Scholars of the early republic have tended to overlook the extent to which elite U.S. officials feared that enslaved and free people of color might collude with local Spanish officials in the Louisiana borderlands, and in so doing threaten plans for westward expansion. By exposing these fears and explaining the reasons for them, this article attempts to show how enslaved and free people of color, combined with local Spanish officials, posed a serious challenge to the United States’ attempt to gain control over the trans-Appalachian west. Several factors explain why U.S. officials feared Spanish and black collusion: First, U.S. officials worried that Louisiana’s black population might rebel at the loss of the rights granted to them during period of Spanish colonial rule.

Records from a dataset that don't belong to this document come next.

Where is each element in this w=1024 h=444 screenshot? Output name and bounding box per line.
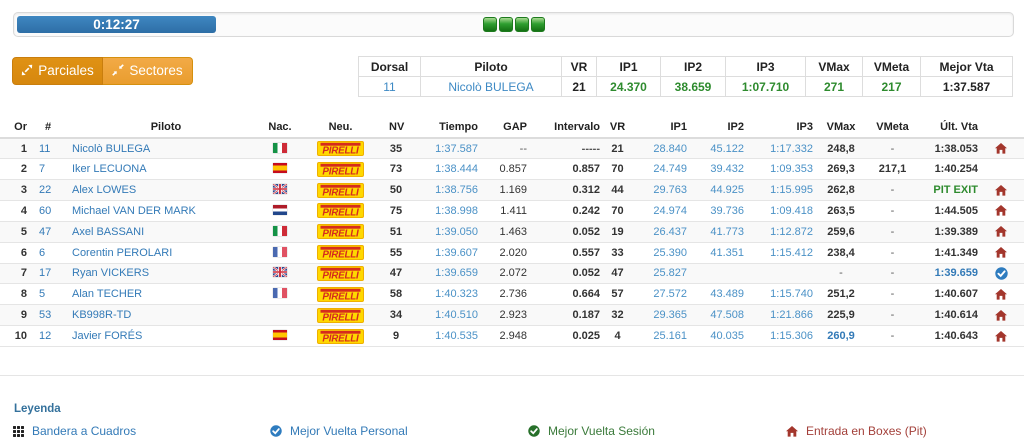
svg-text:PIRELLI: PIRELLI	[322, 271, 359, 280]
svg-text:PIRELLI: PIRELLI	[322, 229, 359, 238]
svg-text:PIRELLI: PIRELLI	[322, 250, 359, 259]
svg-text:PIRELLI: PIRELLI	[322, 208, 359, 217]
svg-text:PIRELLI: PIRELLI	[322, 312, 359, 321]
svg-text:PIRELLI: PIRELLI	[322, 146, 359, 155]
svg-text:PIRELLI: PIRELLI	[322, 187, 359, 196]
svg-text:PIRELLI: PIRELLI	[322, 291, 359, 300]
svg-text:PIRELLI: PIRELLI	[322, 166, 359, 175]
svg-text:PIRELLI: PIRELLI	[322, 333, 359, 342]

Second, after the U.S. took control of Louisiana, slaves continually escaped to Spanish Texas with the explicit encouragement of local Spanish officials, who tried to weaken U.S. authority over Louisiana. Last, enslaved and free people of color exploited the tumult unleashed by the Spanish Atlantic empire’s rapid collapse. By the end of the territorial period, U.S. officials’ fears of a slave revolt, I argue, had less to do with the Haitian Revolution than with the Latin American Wars of Independence, which began in 1810. Ultimately, this paper suggests the need to take seriously the joint role played by local Spanish and black actors in the broader imperial struggle for the trans-Appalachian west.